Genossenschaftlicher Partner ist die Volksbank, die kostenfreie Konten zur Verfügung stellt und auch Mitglied der Genossenschaft geworden ist. Die zehn Schüler – vom Siebtklässler bis zum Abiturienten – kümmern sich neben ihrem Unterricht unter Leitung von Lehrerin Karin Benecke um alles selbst: von der Auftragsannahme und Ausführung bis zur Buchhaltung. Montags ist Vorstandssitzung, an den Aufsichtsratssitzungen nimmt auch ein Mitarbeiter der Volksbank teil – und „unterstützt uns extrem gut mit seinem Fachwissen“, sagt Karin Benecke. Kooperiert wird auch mit der Universität, dem Regionalen Umweltbildungszentrum, Horst-Janssen-Museum oder KDO.
„Die Schüler werden über diese Arbeit viel offener und selbstbewusster, wenn sie es, wie hier, nicht ohnehin schon waren“, sagt Jürgen Drieling.
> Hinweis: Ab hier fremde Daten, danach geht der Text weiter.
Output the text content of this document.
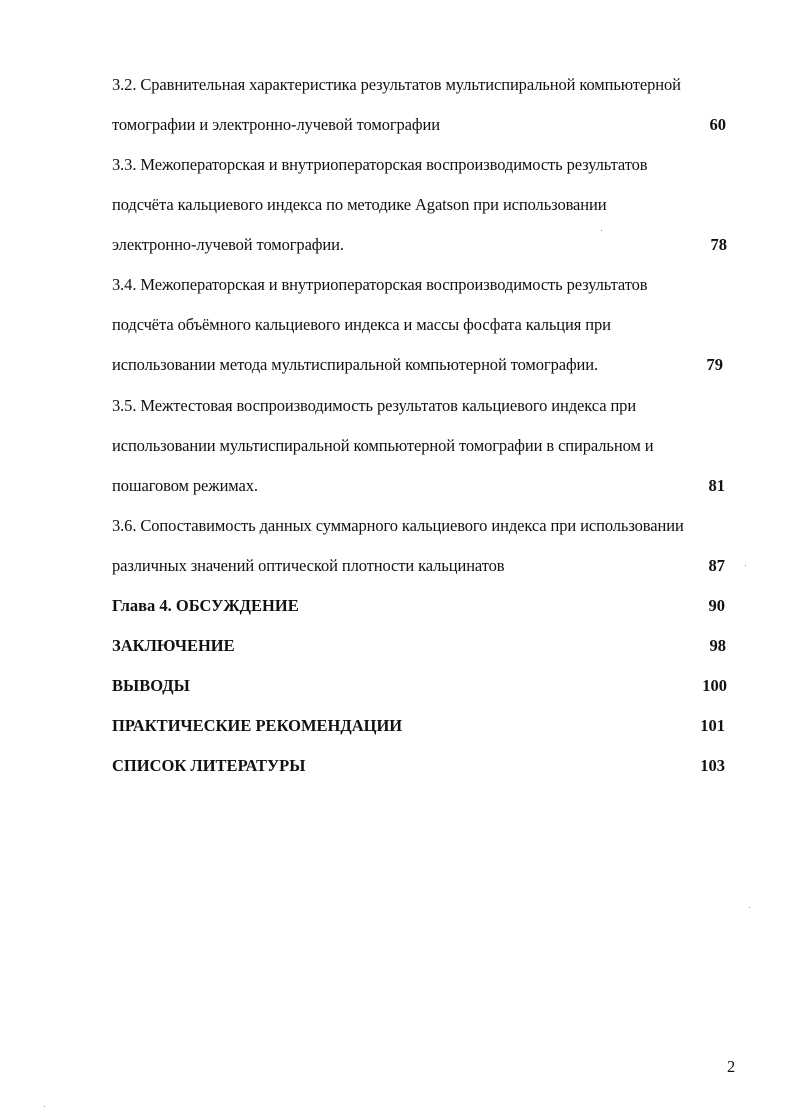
3.2. Сравнительная характеристика результатов мультиспиральной компьютерной
томографии и электронно-лучевой томографии	60
3.3. Межоператорская и внутриоператорская воспроизводимость результатов
подсчёта кальциевого индекса по методике Agatson при использовании
электронно-лучевой томографии.	78
3.4. Межоператорская и внутриоператорская воспроизводимость результатов
подсчёта объёмного кальциевого индекса и массы фосфата кальция при
использовании метода мультиспиральной компьютерной томографии.	79
3.5. Межтестовая воспроизводимость результатов кальциевого индекса при
использовании мультиспиральной компьютерной томографии в спиральном и
пошаговом режимах.	81
3.6. Сопоставимость данных суммарного кальциевого индекса при использовании
различных значений оптической плотности кальцинатов	87
Глава 4. ОБСУЖДЕНИЕ	90
ЗАКЛЮЧЕНИЕ	98
ВЫВОДЫ	100
ПРАКТИЧЕСКИЕ РЕКОМЕНДАЦИИ	101
СПИСОК ЛИТЕРАТУРЫ	103
2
Und Pascal aus dem elften Jahrgang ergänzt: „Ich lerne hier, mit Firmen umzugehen, übe mich in Teamfähigkeit, trainiere Vorträge und Präsentationen und habe über diese Arbeit auch meinen Berufswunsch gefunden: Ich möchte Fotograf werden.“ Norbert Klüh, der das lokale Netzwerk betreut, sagt: „Die Schülerfirmen sind bestens geeignet, Interessen und Talente zu entdecken.“ Auch im normalen Schulalltag profitieren die Schüler, hat Karin Benecke beobachtet: „Die Mitarbeit wirkt sich auch positiv auf die sonstigen Leistungen aus.“ Außerdem machten Zusatzvermerke und Zeugnisse über die Mitarbeit in einer Schülerfirma bei Bewerbungen nicht selten den entscheidenden Unterschied.
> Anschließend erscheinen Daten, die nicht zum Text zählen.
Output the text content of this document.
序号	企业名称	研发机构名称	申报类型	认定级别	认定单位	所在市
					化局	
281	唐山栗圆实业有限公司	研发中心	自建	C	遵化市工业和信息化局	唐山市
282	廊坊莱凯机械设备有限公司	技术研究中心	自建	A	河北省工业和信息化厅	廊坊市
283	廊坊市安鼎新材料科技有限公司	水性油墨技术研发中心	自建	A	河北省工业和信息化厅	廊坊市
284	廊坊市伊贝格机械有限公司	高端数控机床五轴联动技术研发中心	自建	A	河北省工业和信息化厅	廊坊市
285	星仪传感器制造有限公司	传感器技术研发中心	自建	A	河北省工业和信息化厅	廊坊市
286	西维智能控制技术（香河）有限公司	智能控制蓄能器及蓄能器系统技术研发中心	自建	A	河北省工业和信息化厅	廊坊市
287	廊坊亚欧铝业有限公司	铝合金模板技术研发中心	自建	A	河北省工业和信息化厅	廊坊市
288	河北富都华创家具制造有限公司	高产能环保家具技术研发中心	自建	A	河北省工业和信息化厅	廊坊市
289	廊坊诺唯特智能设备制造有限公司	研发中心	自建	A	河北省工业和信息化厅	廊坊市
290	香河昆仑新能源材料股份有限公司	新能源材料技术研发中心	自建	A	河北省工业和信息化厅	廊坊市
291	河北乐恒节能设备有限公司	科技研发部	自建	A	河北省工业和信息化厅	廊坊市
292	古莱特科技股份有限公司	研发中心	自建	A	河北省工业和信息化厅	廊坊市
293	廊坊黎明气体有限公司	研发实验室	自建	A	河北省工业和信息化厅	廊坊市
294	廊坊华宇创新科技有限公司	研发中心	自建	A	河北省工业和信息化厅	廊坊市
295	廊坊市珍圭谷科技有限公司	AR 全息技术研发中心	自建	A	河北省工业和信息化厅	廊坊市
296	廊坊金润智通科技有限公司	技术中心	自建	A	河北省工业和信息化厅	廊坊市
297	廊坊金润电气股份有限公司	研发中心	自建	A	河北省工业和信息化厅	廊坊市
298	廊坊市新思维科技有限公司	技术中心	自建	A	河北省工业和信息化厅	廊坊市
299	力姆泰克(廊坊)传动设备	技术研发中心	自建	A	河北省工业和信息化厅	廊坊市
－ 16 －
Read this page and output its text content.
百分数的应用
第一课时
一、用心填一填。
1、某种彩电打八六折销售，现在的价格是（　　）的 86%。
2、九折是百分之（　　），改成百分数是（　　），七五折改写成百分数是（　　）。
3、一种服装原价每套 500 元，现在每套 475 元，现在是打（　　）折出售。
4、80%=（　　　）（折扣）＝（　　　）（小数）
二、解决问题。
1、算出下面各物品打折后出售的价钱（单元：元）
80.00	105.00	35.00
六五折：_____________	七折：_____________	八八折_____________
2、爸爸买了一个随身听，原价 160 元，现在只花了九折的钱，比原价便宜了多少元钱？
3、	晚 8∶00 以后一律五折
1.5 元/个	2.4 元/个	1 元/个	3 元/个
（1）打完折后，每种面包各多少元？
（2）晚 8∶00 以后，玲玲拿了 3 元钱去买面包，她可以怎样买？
1)miksmaks (Fröbelschule) mit den Abteilungen Holz, Fahrrad, Catering, Schulbedarf aus Holz, Gesunde Ernährung, Fahrrad und Bürobedarf
2) BVJ-Shop (BBS Haarentor) mit Büroartikeln und Bürobedarf
3) Beauty Akzent Kosmetik (BBS 3): Kosmetik – Behandlung und Verkauf
4) Firma für alles Mögliche (Borchersweg) mit Schreibwarenshop, Betreuung der Solaranlage, Bürobedarf; Regenerative Energien
5) schoolart (IGS Flötenteich): Grafik, Websites, Internetkurse
6) Gesund wie nix (Grundschule Dietrichsfeld) mit Schulfrühstück Gesunde Ernährung
Die Idee nachhaltiger Schülerfirmen zielt u.a. auf die Dauerhaftigkeit der Firmen, auf fächerübergreifende, authentische Lernerfahrungen, ökonomisches, ökologisches und soziales Grundwissen, das im Team erarbeitet wird, selbstverantwortlich und berufsorientierend. Für die Schule bedeutet das u.a. externe Kooperationen und für die Wirtschaft bessere Schlüsselqualifikationen.
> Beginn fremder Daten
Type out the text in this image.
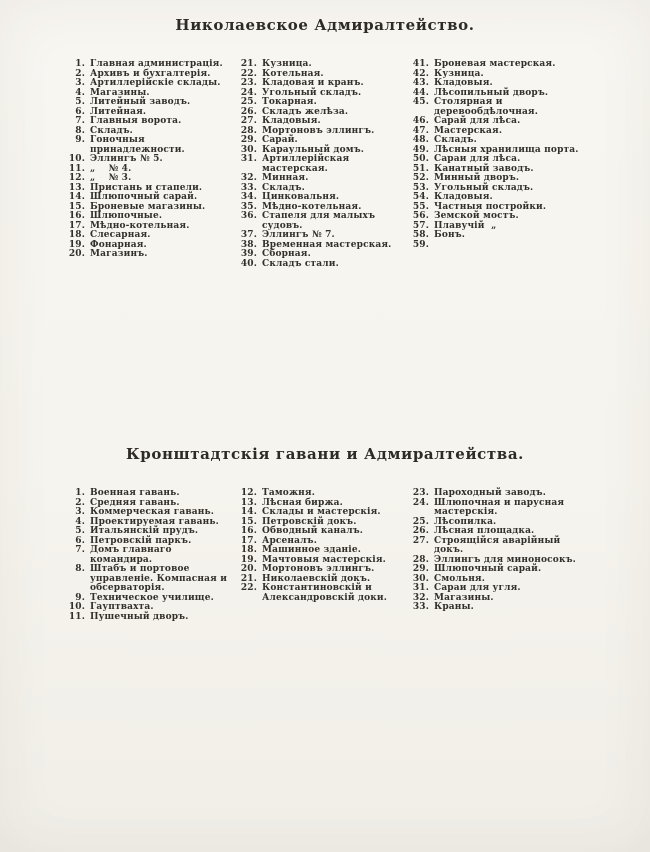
Николаевское Адмиралтейство.
1. Главная администрація.
2. Архивъ и бухгалтерія.
3. Артиллерійскіе склады.
4. Магазины.
5. Литейный заводъ.
6. Литейная.
7. Главныя ворота.
8. Складъ.
9. Гоночныя принадлежности.
10. Эллингъ № 5.
11. „    № 4.
12. „    № 3.
13. Пристань и стапели.
14. Шлюпочный сарай.
15. Броневые магазины.
16. Шлюпочные.
17. Мѣдно-котельная.
18. Слесарная.
19. Фонарная.
20. Магазинъ.
21. Кузница.
22. Котельная.
23. Кладовая и кранъ.
24. Угольный складъ.
25. Токарная.
26. Складъ желѣза.
27. Кладовыя.
28. Мортоновъ эллингъ.
29. Сарай.
30. Караульный домъ.
31. Артиллерійская мастерская.
32. Минная.
33. Складъ.
34. Цинковальня.
35. Мѣдно-котельная.
36. Стапеля для малыхъ судовъ.
37. Эллингъ № 7.
38. Временная мастерская.
39. Сборная.
40. Складъ стали.
41. Броневая мастерская.
42. Кузница.
43. Кладовыя.
44. Лѣсопильный дворъ.
45. Столярная и деревообдѣлочная.
46. Сарай для лѣса.
47. Мастерская.
48. Складъ.
49. Лѣсныя хранилища порта.
50. Сараи для лѣса.
51. Канатный заводъ.
52. Минный дворъ.
53. Угольный складъ.
54. Кладовыя.
55. Частныя постройки.
56. Земской мостъ.
57. Плавучій  „
58. Бонъ.
59.
Кронштадтскія гавани и Адмиралтейства.
1. Военная гавань.
2. Средняя гавань.
3. Коммерческая гавань.
4. Проектируемая гавань.
5. Итальянскій прудъ.
6. Петровскій паркъ.
7. Домъ главнаго командира.
8. Штабъ и портовое управленіе. Компасная и обсерваторія.
9. Техническое училище.
10. Гауптвахта.
11. Пушечный дворъ.
12. Таможня.
13. Лѣсная биржа.
14. Склады и мастерскія.
15. Петровскій докъ.
16. Обводный каналъ.
17. Арсеналъ.
18. Машинное зданіе.
19. Мачтовыя мастерскія.
20. Мортоновъ эллингъ.
21. Николаевскій докъ.
22. Константиновскій и Александровскій доки.
23. Пароходный заводъ.
24. Шлюпочная и парусная мастерскія.
25. Лѣсопилка.
26. Лѣсная площадка.
27. Строящійся аварійный докъ.
28. Эллингъ для миноносокъ.
29. Шлюпочный сарай.
30. Смольня.
31. Сараи для угля.
32. Магазины.
33. Краны.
Es gibt viele weitere aktive Schulfirmen in Oldenburg außerhalb des Landesnetzwerks. Dazu gehören etwa „SchülerArt“ an der Haupt- und Realschule Osternburg, die Kunstwerke (auch nach Auftrag) anfertigt und verkauft, auch Kioske und Cafeterien werden von Schülerfirmen betrieben (etwa „Snack That“ an der Realschule Hochheider Weg). An der IGS Helene-Lange-Schule arbeiten Firmen wie „einzigArt“ (Werbeagentur) und „Helenes Kraftwerk“ (Energiemanagement).